25% to fight poverty in developing countries Putting every child on earth in school, providing free health care, helping in disaster zones.
25% to fight to fight climate change at home and abroad Funding education campaigns, prevention techniques and environmentally sustainable technology.
Use of Social Media[edit | edit source]
Social media has been utilized by campaigners to help promote the Robin Hood Tax. Facebook is the primary tool. The Robin Hood Tax Facebook group has 248,680 members. Members can view content, policy, updates and news posted by the group administrators and other members. It provides a platform for communication, collaboration, co-operation and connection. Recruitment and exposure to the campaign is facilitated by the connectedness of Facebook. The Robin Hood Tax Youtube Channel has sixty-seven videos uploaded.

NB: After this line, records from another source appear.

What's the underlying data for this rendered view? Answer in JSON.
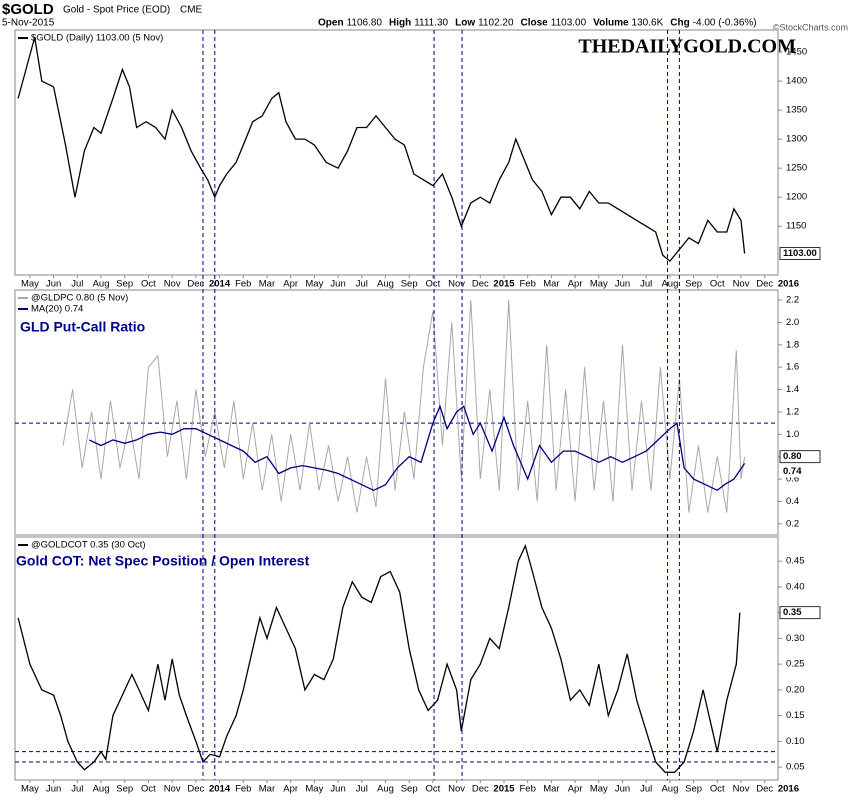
{
  "header": {
    "symbol": "$GOLD",
    "description": "Gold - Spot Price (EOD)",
    "exchange": "CME",
    "date": "5-Nov-2015",
    "quote": [
      {
        "label": "Open",
        "value": "1106.80"
      },
      {
        "label": "High",
        "value": "1111.30"
      },
      {
        "label": "Low",
        "value": "1102.20"
      },
      {
        "label": "Close",
        "value": "1103.00"
      },
      {
        "label": "Volume",
        "value": "130.6K"
      },
      {
        "label": "Chg",
        "value": "-4.00 (-0.36%)"
      }
    ],
    "credit": "©StockCharts.com",
    "brand": "THEDAILYGOLD.COM"
  },
  "vlines": [
    7.3,
    7.8,
    17.05,
    18.23,
    26.9,
    27.4
  ],
  "chart_data": [
    {
      "type": "line",
      "xlim": [
        -0.63,
        31.56
      ],
      "ylim": [
        1066,
        1488
      ],
      "yticks": [
        1150,
        1200,
        1250,
        1300,
        1350,
        1400,
        1450
      ],
      "xticks": [
        {
          "value": 0,
          "label": "May"
        },
        {
          "value": 1,
          "label": "Jun"
        },
        {
          "value": 2,
          "label": "Jul"
        },
        {
          "value": 3,
          "label": "Aug"
        },
        {
          "value": 4,
          "label": "Sep"
        },
        {
          "value": 5,
          "label": "Oct"
        },
        {
          "value": 6,
          "label": "Nov"
        },
        {
          "value": 7,
          "label": "Dec"
        },
        {
          "value": 8,
          "label": "2014"
        },
        {
          "value": 9,
          "label": "Feb"
        },
        {
          "value": 10,
          "label": "Mar"
        },
        {
          "value": 11,
          "label": "Apr"
        },
        {
          "value": 12,
          "label": "May"
        },
        {
          "value": 13,
          "label": "Jun"
        },
        {
          "value": 14,
          "label": "Jul"
        },
        {
          "value": 15,
          "label": "Aug"
        },
        {
          "value": 16,
          "label": "Sep"
        },
        {
          "value": 17,
          "label": "Oct"
        },
        {
          "value": 18,
          "label": "Nov"
        },
        {
          "value": 19,
          "label": "Dec"
        },
        {
          "value": 20,
          "label": "2015"
        },
        {
          "value": 21,
          "label": "Feb"
        },
        {
          "value": 22,
          "label": "Mar"
        },
        {
          "value": 23,
          "label": "Apr"
        },
        {
          "value": 24,
          "label": "May"
        },
        {
          "value": 25,
          "label": "Jun"
        },
        {
          "value": 26,
          "label": "Jul"
        },
        {
          "value": 27,
          "label": "Aug"
        },
        {
          "value": 28,
          "label": "Sep"
        },
        {
          "value": 29,
          "label": "Oct"
        },
        {
          "value": 30,
          "label": "Nov"
        },
        {
          "value": 31,
          "label": "Dec"
        },
        {
          "value": 32,
          "label": "2016"
        }
      ],
      "series": [
        {
          "name": "$GOLD (Daily) 1103.00 (5 Nov)",
          "color": "#000000",
          "x": [
            -0.5,
            0,
            0.2,
            0.5,
            1.0,
            1.5,
            1.9,
            2.3,
            2.7,
            3.0,
            3.5,
            3.9,
            4.2,
            4.5,
            4.9,
            5.3,
            5.7,
            6.0,
            6.4,
            6.8,
            7.2,
            7.5,
            7.8,
            8.0,
            8.3,
            8.7,
            9.0,
            9.4,
            9.8,
            10.2,
            10.5,
            10.8,
            11.2,
            11.6,
            12.0,
            12.5,
            13.0,
            13.4,
            13.8,
            14.2,
            14.6,
            15.0,
            15.4,
            15.8,
            16.2,
            16.6,
            17.0,
            17.4,
            17.8,
            18.2,
            18.6,
            19.0,
            19.4,
            19.8,
            20.2,
            20.5,
            20.8,
            21.2,
            21.6,
            22.0,
            22.4,
            22.8,
            23.2,
            23.6,
            24.0,
            24.4,
            24.8,
            25.2,
            25.6,
            26.0,
            26.4,
            26.7,
            27.0,
            27.4,
            27.8,
            28.2,
            28.6,
            29.0,
            29.4,
            29.7,
            30.0,
            30.15
          ],
          "values": [
            1370,
            1445,
            1475,
            1400,
            1390,
            1290,
            1200,
            1280,
            1320,
            1310,
            1370,
            1420,
            1390,
            1320,
            1330,
            1320,
            1300,
            1350,
            1320,
            1280,
            1250,
            1230,
            1200,
            1220,
            1240,
            1260,
            1290,
            1330,
            1340,
            1370,
            1380,
            1330,
            1300,
            1300,
            1290,
            1260,
            1250,
            1280,
            1320,
            1320,
            1340,
            1320,
            1300,
            1290,
            1240,
            1230,
            1220,
            1240,
            1200,
            1150,
            1190,
            1200,
            1190,
            1230,
            1260,
            1300,
            1270,
            1230,
            1210,
            1170,
            1200,
            1200,
            1180,
            1210,
            1190,
            1190,
            1180,
            1170,
            1160,
            1150,
            1140,
            1100,
            1090,
            1110,
            1130,
            1120,
            1160,
            1140,
            1140,
            1180,
            1160,
            1103
          ],
          "end_label": "1103.00"
        }
      ]
    },
    {
      "type": "line",
      "title": "GLD Put-Call Ratio",
      "xlim": [
        -0.63,
        31.56
      ],
      "ylim": [
        0.1,
        2.29
      ],
      "yticks": [
        0.2,
        0.4,
        0.6,
        0.8,
        {
          "value": 1,
          "label": "1.0"
        },
        1.2,
        1.4,
        1.6,
        1.8,
        {
          "value": 2,
          "label": "2.0"
        },
        2.2
      ],
      "hlines": [
        1.1
      ],
      "series": [
        {
          "name": "@GLDPC 0.80 (5 Nov)",
          "color": "#a8a8a8",
          "x": [
            1.4,
            1.8,
            2.2,
            2.6,
            3.0,
            3.4,
            3.8,
            4.2,
            4.6,
            5.0,
            5.4,
            5.8,
            6.2,
            6.6,
            7.0,
            7.4,
            7.8,
            8.2,
            8.6,
            9.0,
            9.4,
            9.8,
            10.2,
            10.6,
            11.0,
            11.4,
            11.8,
            12.2,
            12.6,
            13.0,
            13.4,
            13.8,
            14.2,
            14.6,
            15.0,
            15.4,
            15.8,
            16.2,
            16.6,
            17.0,
            17.4,
            17.8,
            18.2,
            18.6,
            19.0,
            19.4,
            19.8,
            20.2,
            20.6,
            21.0,
            21.4,
            21.8,
            22.2,
            22.6,
            23.0,
            23.4,
            23.8,
            24.2,
            24.6,
            25.0,
            25.4,
            25.8,
            26.2,
            26.6,
            27.0,
            27.4,
            27.8,
            28.2,
            28.6,
            29.0,
            29.4,
            29.8,
            30.0,
            30.15
          ],
          "values": [
            0.9,
            1.4,
            0.7,
            1.2,
            0.6,
            1.3,
            0.7,
            1.1,
            0.6,
            1.6,
            1.7,
            0.8,
            1.3,
            0.6,
            1.4,
            0.8,
            1.2,
            0.7,
            1.3,
            0.6,
            1.1,
            0.5,
            1.0,
            0.4,
            1.0,
            0.5,
            1.1,
            0.5,
            0.9,
            0.4,
            0.8,
            0.3,
            0.8,
            0.35,
            1.5,
            0.5,
            1.2,
            0.6,
            1.6,
            2.1,
            0.9,
            2.0,
            0.6,
            2.2,
            0.6,
            1.4,
            0.5,
            2.2,
            0.5,
            1.3,
            0.4,
            1.8,
            0.5,
            1.4,
            0.4,
            1.6,
            0.5,
            1.3,
            0.4,
            1.8,
            0.5,
            1.3,
            0.5,
            1.6,
            0.6,
            1.5,
            0.3,
            0.9,
            0.3,
            0.8,
            0.3,
            1.75,
            0.6,
            0.8
          ],
          "end_label": "0.80"
        },
        {
          "name": "MA(20) 0.74",
          "color": "#00007f",
          "x": [
            2.5,
            3.0,
            3.5,
            4.0,
            4.5,
            5.0,
            5.5,
            6.0,
            6.5,
            7.0,
            7.5,
            8.0,
            8.5,
            9.0,
            9.5,
            10.0,
            10.5,
            11.0,
            11.5,
            12.0,
            12.5,
            13.0,
            13.5,
            14.0,
            14.5,
            15.0,
            15.5,
            16.0,
            16.5,
            17.0,
            17.3,
            17.6,
            18.0,
            18.3,
            18.7,
            19.0,
            19.5,
            20.0,
            20.4,
            21.0,
            21.5,
            22.0,
            22.5,
            23.0,
            23.5,
            24.0,
            24.5,
            25.0,
            25.5,
            26.0,
            26.5,
            27.0,
            27.3,
            27.6,
            28.0,
            28.5,
            29.0,
            29.3,
            29.7,
            30.15
          ],
          "values": [
            0.95,
            0.9,
            0.95,
            0.92,
            0.95,
            1.0,
            1.02,
            1.0,
            1.05,
            1.05,
            1.0,
            0.95,
            0.9,
            0.85,
            0.75,
            0.8,
            0.65,
            0.7,
            0.72,
            0.7,
            0.68,
            0.65,
            0.6,
            0.55,
            0.5,
            0.55,
            0.7,
            0.8,
            0.75,
            1.1,
            1.25,
            1.05,
            1.2,
            1.25,
            1.0,
            1.1,
            0.85,
            1.15,
            0.9,
            0.6,
            0.9,
            0.75,
            0.85,
            0.85,
            0.8,
            0.75,
            0.8,
            0.75,
            0.8,
            0.85,
            0.95,
            1.05,
            1.1,
            0.7,
            0.6,
            0.55,
            0.5,
            0.55,
            0.6,
            0.74
          ],
          "end_label": "0.74"
        }
      ]
    },
    {
      "type": "line",
      "title": "Gold COT: Net Spec Position / Open Interest",
      "xlim": [
        -0.63,
        31.56
      ],
      "ylim": [
        0.025,
        0.497
      ],
      "yticks": [
        0.05,
        {
          "value": 0.1,
          "label": "0.10"
        },
        0.15,
        {
          "value": 0.2,
          "label": "0.20"
        },
        0.25,
        {
          "value": 0.3,
          "label": "0.30"
        },
        0.35,
        {
          "value": 0.4,
          "label": "0.40"
        },
        0.45
      ],
      "hlines": [
        0.08,
        0.06
      ],
      "xticks": [
        {
          "value": 0,
          "label": "May"
        },
        {
          "value": 1,
          "label": "Jun"
        },
        {
          "value": 2,
          "label": "Jul"
        },
        {
          "value": 3,
          "label": "Aug"
        },
        {
          "value": 4,
          "label": "Sep"
        },
        {
          "value": 5,
          "label": "Oct"
        },
        {
          "value": 6,
          "label": "Nov"
        },
        {
          "value": 7,
          "label": "Dec"
        },
        {
          "value": 8,
          "label": "2014"
        },
        {
          "value": 9,
          "label": "Feb"
        },
        {
          "value": 10,
          "label": "Mar"
        },
        {
          "value": 11,
          "label": "Apr"
        },
        {
          "value": 12,
          "label": "May"
        },
        {
          "value": 13,
          "label": "Jun"
        },
        {
          "value": 14,
          "label": "Jul"
        },
        {
          "value": 15,
          "label": "Aug"
        },
        {
          "value": 16,
          "label": "Sep"
        },
        {
          "value": 17,
          "label": "Oct"
        },
        {
          "value": 18,
          "label": "Nov"
        },
        {
          "value": 19,
          "label": "Dec"
        },
        {
          "value": 20,
          "label": "2015"
        },
        {
          "value": 21,
          "label": "Feb"
        },
        {
          "value": 22,
          "label": "Mar"
        },
        {
          "value": 23,
          "label": "Apr"
        },
        {
          "value": 24,
          "label": "May"
        },
        {
          "value": 25,
          "label": "Jun"
        },
        {
          "value": 26,
          "label": "Jul"
        },
        {
          "value": 27,
          "label": "Aug"
        },
        {
          "value": 28,
          "label": "Sep"
        },
        {
          "value": 29,
          "label": "Oct"
        },
        {
          "value": 30,
          "label": "Nov"
        },
        {
          "value": 31,
          "label": "Dec"
        },
        {
          "value": 32,
          "label": "2016"
        }
      ],
      "series": [
        {
          "name": "@GOLDCOT 0.35 (30 Oct)",
          "color": "#000000",
          "x": [
            -0.5,
            0,
            0.5,
            1.0,
            1.3,
            1.6,
            2.0,
            2.3,
            2.7,
            3.0,
            3.2,
            3.5,
            3.9,
            4.3,
            4.6,
            5.0,
            5.4,
            5.7,
            6.0,
            6.3,
            6.6,
            7.0,
            7.3,
            7.6,
            8.0,
            8.3,
            8.7,
            9.0,
            9.3,
            9.7,
            10.0,
            10.4,
            10.8,
            11.2,
            11.6,
            12.0,
            12.4,
            12.8,
            13.2,
            13.6,
            14.0,
            14.4,
            14.8,
            15.2,
            15.6,
            16.0,
            16.4,
            16.8,
            17.2,
            17.6,
            18.0,
            18.2,
            18.6,
            19.0,
            19.4,
            19.8,
            20.2,
            20.6,
            20.9,
            21.2,
            21.6,
            22.0,
            22.4,
            22.8,
            23.2,
            23.6,
            24.0,
            24.4,
            24.8,
            25.2,
            25.6,
            26.0,
            26.4,
            26.8,
            27.2,
            27.6,
            28.0,
            28.4,
            28.7,
            29.0,
            29.4,
            29.8,
            29.95
          ],
          "values": [
            0.34,
            0.25,
            0.2,
            0.19,
            0.15,
            0.1,
            0.06,
            0.045,
            0.06,
            0.08,
            0.065,
            0.15,
            0.19,
            0.23,
            0.2,
            0.16,
            0.25,
            0.18,
            0.26,
            0.19,
            0.15,
            0.1,
            0.06,
            0.075,
            0.07,
            0.11,
            0.15,
            0.2,
            0.26,
            0.34,
            0.3,
            0.36,
            0.32,
            0.28,
            0.2,
            0.23,
            0.22,
            0.26,
            0.36,
            0.41,
            0.38,
            0.37,
            0.42,
            0.43,
            0.39,
            0.28,
            0.2,
            0.16,
            0.18,
            0.25,
            0.2,
            0.12,
            0.22,
            0.25,
            0.3,
            0.28,
            0.36,
            0.45,
            0.48,
            0.43,
            0.36,
            0.32,
            0.26,
            0.18,
            0.2,
            0.17,
            0.25,
            0.15,
            0.2,
            0.27,
            0.18,
            0.12,
            0.06,
            0.04,
            0.04,
            0.06,
            0.12,
            0.2,
            0.14,
            0.08,
            0.18,
            0.25,
            0.35
          ],
          "end_label": "0.35"
        }
      ]
    }
  ]
}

These videos provide information about the campaign, news, interviews and more. The discussion through comments on the individual videos allows for ongoing dialogue among the audience. As of May 9, 2011, the videos have been viewed by nearly 800,000 people. The Robin Hood Tax Twitter account focuses on the use of micro blogging. The account is updated regularly with news, related information, links, and multimedia. It is currently being followed by 6,489 people.
Criticisms of Robin Hood Tax[edit | edit source]
Critics argue that introduction of the Robin Hood Tax could provide a competitive disadvantage for banks. Telegraph reporter Toby Young suggests that while the tax is a "brilliant idea", it will not be accepted by one nations banks unilaterally for "...fear of placing its own banking sector at a competitive disadvantage." He suggests that as soon as that legislation is passed in one nation all international banks with a headquarters in that country would simply relocate elsewhere to a country where the transactions were not taxed. This would weaken, rather than strengthen the economy.
Higher unemployment has been stated as a potential unintended consequence of the Robin Hood Tax. An increase in taxes on banks could lead to less transactions meaning less business and resulting in people losing their jobs. This is contradictory to the whole idea of reducing poverty.